St. Ignatius, dalam Latihan Rohani, memberikan gambaran tentang tujuan yang mendalam itu. Bagi dia, tujuan hidup adalah untuk “mengabdi, menghormati, memuji Tuhan; dan dengan itu dia diselamatkan”. Jadi tujuan hidupnya adalah untuk mendapatkan keselamatan dari Allah; dan itu dilakukan dengan cara memuji, mengabdi, dan menghormati Allah. Ignatius, sewaktu muda, adalah seorang tentara, yang punya cita-cita tinggi, yaitu ingin menjadi menantu raja. Ia mati-matian berusaha menjadi seorang tentara yang baik dan setia kepada raja. Dalam perjalanan hidupnya, sewaktu ia dalam tugas berperang, ia mengalami cedera, kakinya patah. Jelas ia tidak dapat meneruskan kariernya sebagai militer lagi. Dalam permenungan waktu sakit itulah, ia mengubah arah hidupnya. Cita-citanya bukan lagi untuk menjadi menantu raja, atau suami putri raja, melainkan mau menjadi ksatria Yesus, yang berjuang bagi keluhuran Tuhan. Tadinya ia mau mencari nama harum, kehormatan dan kemasyhuran duniawi, tetapi lalu berubah mencari keluhuran rohani, yaitu demi Tuhan. Ia menyerahkan seluruh hidupnya untuk kemuliaan Tuhan.

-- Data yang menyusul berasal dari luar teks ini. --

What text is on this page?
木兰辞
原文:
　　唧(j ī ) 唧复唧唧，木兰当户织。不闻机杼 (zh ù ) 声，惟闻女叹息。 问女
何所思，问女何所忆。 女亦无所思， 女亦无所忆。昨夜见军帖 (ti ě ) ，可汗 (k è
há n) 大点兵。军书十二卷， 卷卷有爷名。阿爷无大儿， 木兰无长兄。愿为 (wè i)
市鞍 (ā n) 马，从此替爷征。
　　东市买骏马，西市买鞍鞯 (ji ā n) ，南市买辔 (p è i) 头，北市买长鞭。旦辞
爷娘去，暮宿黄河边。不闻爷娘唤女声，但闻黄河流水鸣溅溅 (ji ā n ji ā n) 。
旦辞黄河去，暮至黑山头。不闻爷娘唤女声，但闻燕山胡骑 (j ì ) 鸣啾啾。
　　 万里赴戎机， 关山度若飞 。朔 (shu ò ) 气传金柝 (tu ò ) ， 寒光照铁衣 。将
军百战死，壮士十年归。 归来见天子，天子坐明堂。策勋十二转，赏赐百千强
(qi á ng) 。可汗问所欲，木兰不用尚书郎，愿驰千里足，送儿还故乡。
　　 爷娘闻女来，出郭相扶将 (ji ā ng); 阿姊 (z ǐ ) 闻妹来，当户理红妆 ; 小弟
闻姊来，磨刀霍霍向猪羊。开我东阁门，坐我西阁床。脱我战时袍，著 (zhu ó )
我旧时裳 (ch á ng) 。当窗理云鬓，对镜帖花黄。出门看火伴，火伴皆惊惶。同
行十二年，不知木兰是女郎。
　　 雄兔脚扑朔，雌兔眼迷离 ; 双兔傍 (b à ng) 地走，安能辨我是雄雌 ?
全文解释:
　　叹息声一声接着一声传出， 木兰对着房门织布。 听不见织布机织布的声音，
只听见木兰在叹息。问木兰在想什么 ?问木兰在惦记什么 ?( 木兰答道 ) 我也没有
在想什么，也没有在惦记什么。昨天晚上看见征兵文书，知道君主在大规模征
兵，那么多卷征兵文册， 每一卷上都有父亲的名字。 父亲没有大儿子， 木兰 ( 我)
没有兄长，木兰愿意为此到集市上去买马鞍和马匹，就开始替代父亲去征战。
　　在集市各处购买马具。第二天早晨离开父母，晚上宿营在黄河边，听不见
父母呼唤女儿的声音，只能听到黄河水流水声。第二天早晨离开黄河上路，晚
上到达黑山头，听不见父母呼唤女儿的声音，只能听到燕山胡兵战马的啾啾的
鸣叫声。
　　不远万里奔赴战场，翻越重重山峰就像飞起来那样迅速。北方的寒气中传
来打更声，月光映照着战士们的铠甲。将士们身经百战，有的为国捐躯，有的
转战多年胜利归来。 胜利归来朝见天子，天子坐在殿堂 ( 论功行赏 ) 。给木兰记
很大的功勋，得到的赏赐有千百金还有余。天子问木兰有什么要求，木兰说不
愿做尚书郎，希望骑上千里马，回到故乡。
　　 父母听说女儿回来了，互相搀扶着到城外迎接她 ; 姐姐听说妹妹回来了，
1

Apakah dalam hati kita ada sesuatu yang bernyala dan menggerakkan hidup kita untuk dihidupi kemudian hari? Apakah kita mempunyai cita-cita yang sungguh menarik untuk diperjuangkan di masa depan? Cita-cita apa itu?

Barangkali kita belum mempunyai cita-cita yang jelas, itu tidak menjadi soal. Marilah kita mulai untuk sebentar berpikir dan hening sambil bertanya di dalam lubuk hati kita yang terdalam: ada gerakan apa untuk masa depan? Untuk membantu menemukan tujuan hidup atau cita-cita hidup, beberapa hal berikut dapat membantu, antara lain:

  • Lihatlah bakat, kekuatan, kesenangan, kelemahan, dan pengalaman hidup kita yang mengesan.
  • Lihatlah pekerjaan-pekerjaan dan profesi dalam masyarakat yang menarik hati dan menggerakkan sesuatu dalam batin kita.
  • Lihatlah situasi masyakarat di sekitar kita, di negara ini: apakah ada kebutuhan-kebutuhan yang sangat dominan diharapkan oleh masyarakat dan belum banyak orang melakukannya?
  • Lihatlah apa yang dibuat oleh orang-orang yang dekat dengan kita: apakah ada yang sungguh menggembirakan dan mengembangkan hidup mereka?
  • Bila kita menemukan suatu tujuan hidup untuk masa depan, misalnya untuk menjadi guru, dokter, atau pekerja sosial, cobalah kita diam sejenak, dan bertanya: apakah pekerjaan itu sungguh baik bagi kita? Apakah pekerjaan itu sungguh akan memberikan kebahagiaan bagi hidup kita? Apakah pekerjaan itu akan membuat kita berjasa bagi kehidupan banyak orang?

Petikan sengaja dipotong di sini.